Her Secret (part 1)

Chapter The Norm



I wake up at 3:45 am. Brush my hair and pull it up. Get dressed in my jeans, tan t-shirt and worn shoes. Brush my teeth and go up stairs. I’m in the large kitchen starting breakfast by 4. We feed everyone who stays in the pack house and any other wolf in the pack who wants to come here and eat. The omegas in-charge of the kitchen come in and we get the food made and out on the buffet by 6. Once everyone gets their food, the omegas get theirs. I have to clean up the buffet table before I can get a plate. There isn’t much left for me but I get what I can. Everyone eats in the pack house hall where there are many tables. I have to eat by myself in the kitchen. After I eat I help clean the breakfast dishes. We’re done by 8. I now have three hours to clean the large pack living room and the three downstairs bathrooms. Luckily they don’t get too bad since I do this everyday. I’m in one of the bathrooms now when a couple of she-wolves walk by.
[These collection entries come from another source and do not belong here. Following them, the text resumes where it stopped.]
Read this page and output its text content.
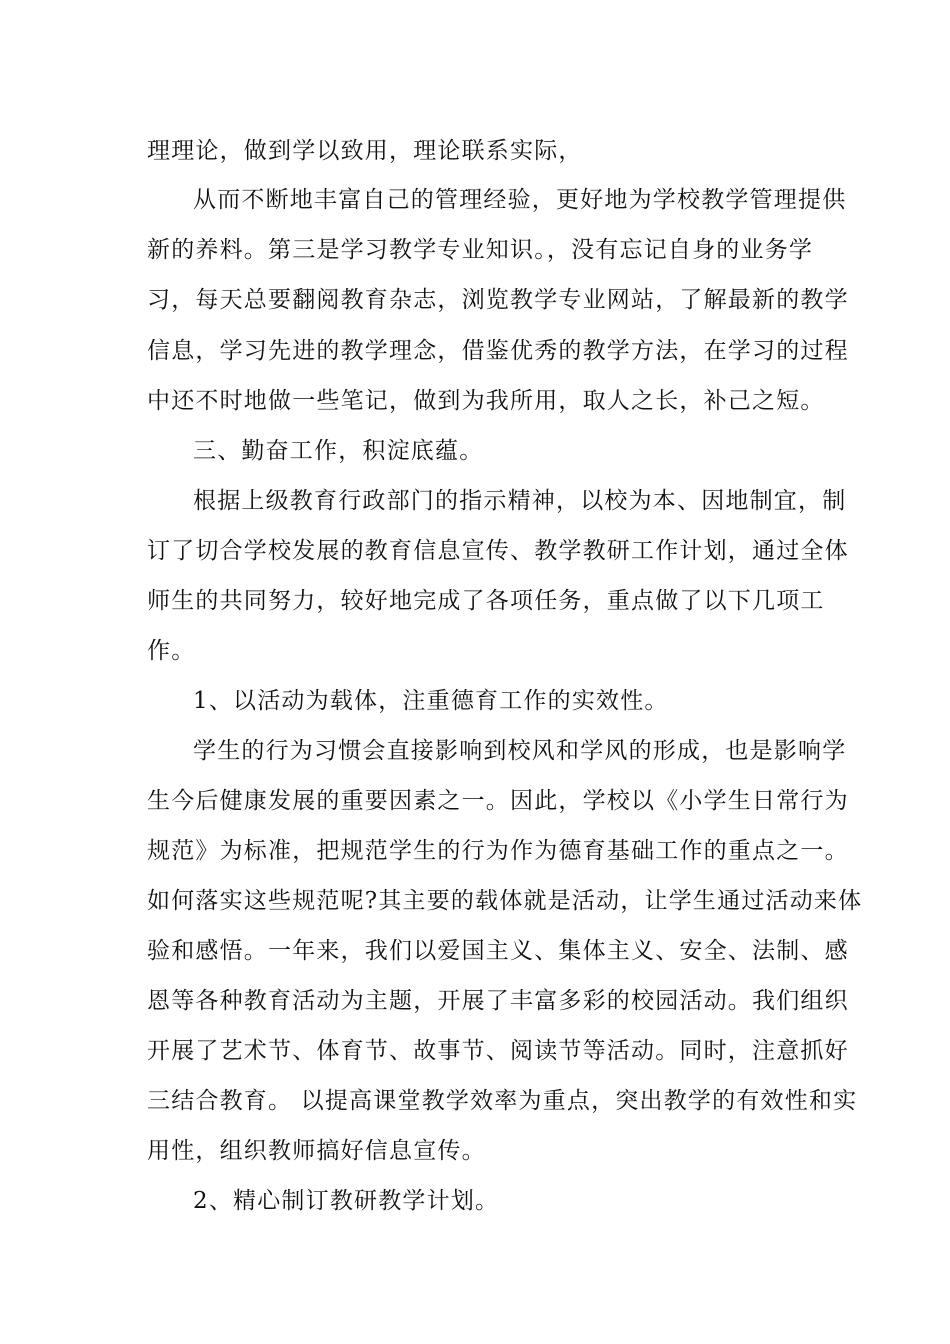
理理论，做到学以致用，理论联系实际，
从而不断地丰富自己的管理经验，更好地为学校教学管理提供
新的养料。第三是学习教学专业知识。，没有忘记自身的业务学
习，每天总要翻阅教育杂志，浏览教学专业网站，了解最新的教学
信息，学习先进的教学理念，借鉴优秀的教学方法，在学习的过程
中还不时地做一些笔记，做到为我所用，取人之长，补己之短。
三、勤奋工作，积淀底蕴。
根据上级教育行政部门的指示精神，以校为本、因地制宜，制
订了切合学校发展的教育信息宣传、教学教研工作计划，通过全体
师生的共同努力，较好地完成了各项任务，重点做了以下几项工
作。
1、以活动为载体，注重德育工作的实效性。
学生的行为习惯会直接影响到校风和学风的形成，也是影响学
生今后健康发展的重要因素之一。因此，学校以《小学生日常行为
规范》为标准，把规范学生的行为作为德育基础工作的重点之一。
如何落实这些规范呢?其主要的载体就是活动，让学生通过活动来体
验和感悟。一年来，我们以爱国主义、集体主义、安全、法制、感
恩等各种教育活动为主题，开展了丰富多彩的校园活动。我们组织
开展了艺术节、体育节、故事节、阅读节等活动。同时，注意抓好
三结合教育。 以提高课堂教学效率为重点，突出教学的有效性和实
用性，组织教师搞好信息宣传。
2、精心制订教研教学计划。
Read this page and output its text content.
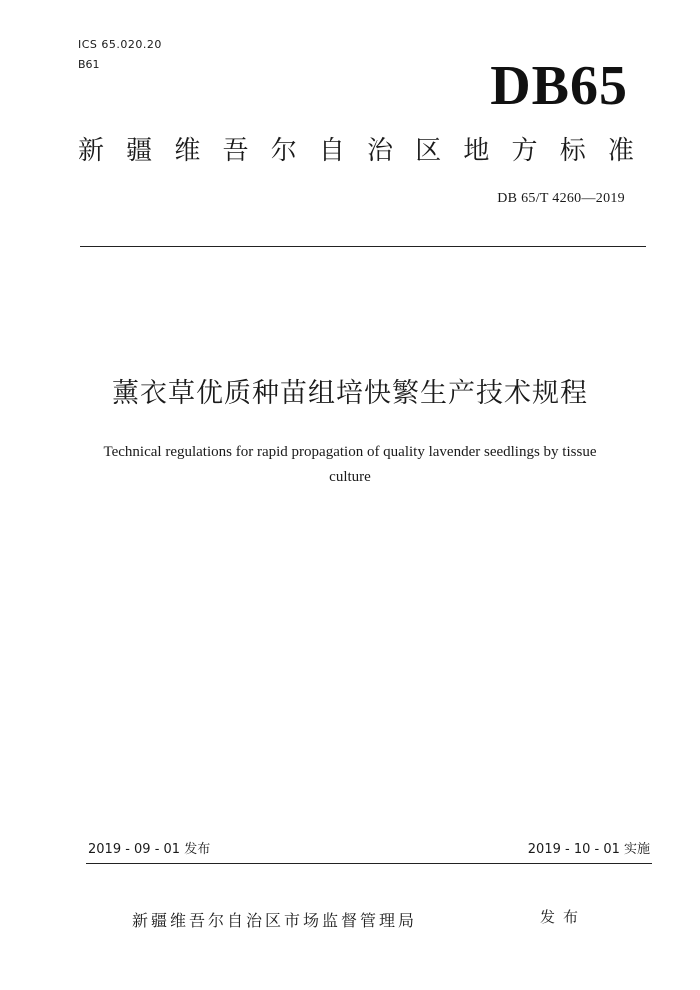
ICS 65.020.20
B61	DB65
新 疆 维 吾 尔 自 治 区 地 方 标 准
DB 65/T 4260—2019
薰衣草优质种苗组培快繁生产技术规程
Technical regulations for rapid propagation of quality lavender seedlings by tissue
culture
2019 - 09 - 01 发布	2019 - 10 - 01 实施
新疆维吾尔自治区市场监督管理局	发布
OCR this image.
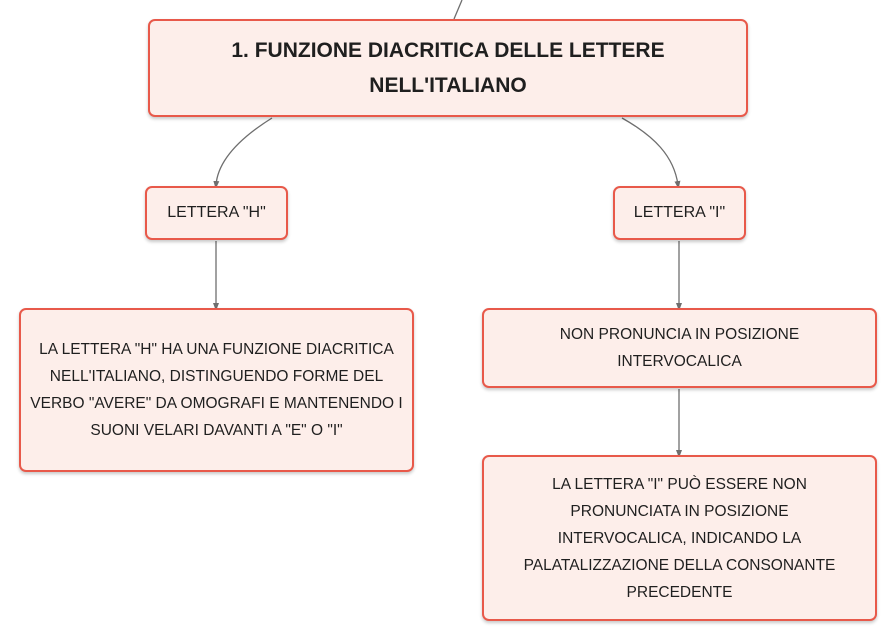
1. FUNZIONE DIACRITICA DELLE LETTERE NELL'ITALIANO
LETTERA "H"	LETTERA "I"
LA LETTERA "H" HA UNA FUNZIONE DIACRITICA NELL'ITALIANO, DISTINGUENDO FORME DEL VERBO "AVERE" DA OMOGRAFI E MANTENENDO I SUONI VELARI DAVANTI A "E" O "I"
NON PRONUNCIA IN POSIZIONE INTERVOCALICA
LA LETTERA "I" PUÒ ESSERE NON PRONUNCIATA IN POSIZIONE INTERVOCALICA, INDICANDO LA PALATALIZZAZIONE DELLA CONSONANTE PRECEDENTE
“Why won’t Alpha Hunter just kick her out? She doesn’t belong here.”

Talking about me again I see.

“It would look bad. But I heard that one of the men we protect, he’s like 50 or something, has never been married and wants a young bride to bear him a son to pass his possessions to. When she turns 21 he’s going to pay Alpha Hunter a lot of money for her.”

“He must be desperate.”

“And I heard he is very unattractive. Gotta be bad if even your money doesn’t get you a wife.”

They just laugh the rest of the way down the hall. I think I’m gonna be sick. Married to someone who could almost be my grandfather. All for money. Well, and to get rid of me. I turn 21 in just a few weeks. I’m not strong or brave enough to fight it. Might as well get used to my future. I’ll have money. It’ll probably all go to our kids but they’ll take care of their mother. I’ll be a good mom. They’ll want to take care of me. I won’t be a maid in this hell hole anymore. I could be married to an older unattractive man to get out of here. Sure. No, definitely going to be sick now.

After re-cleaning the bathroom. Thank you stomach. I get myself to the kitchen by 11 to help with lunch. We serve at 12. Same thing like from breakfast. At least I’m not hungry today. It doesn’t matter that there was only some bread left for me. I just sip on some water then start the clean up. After lunch I do my chores for the day. It’s different everyday. Clean certain rooms or the staircase or the office. Sometimes I have outdoor work but I’m usually stuck inside. We serve dinner at 7 and I’m done and in my room by 9. After a much needed shower I go to bed. Pam doesn’t come by today and that’s fine. I’m too worn out and still feel sick. I’m nervous about my future now too. And tomorrow? I get to do all again. No off days. Lather, rinse, repeat. Maybe the older man is the best option. Blah.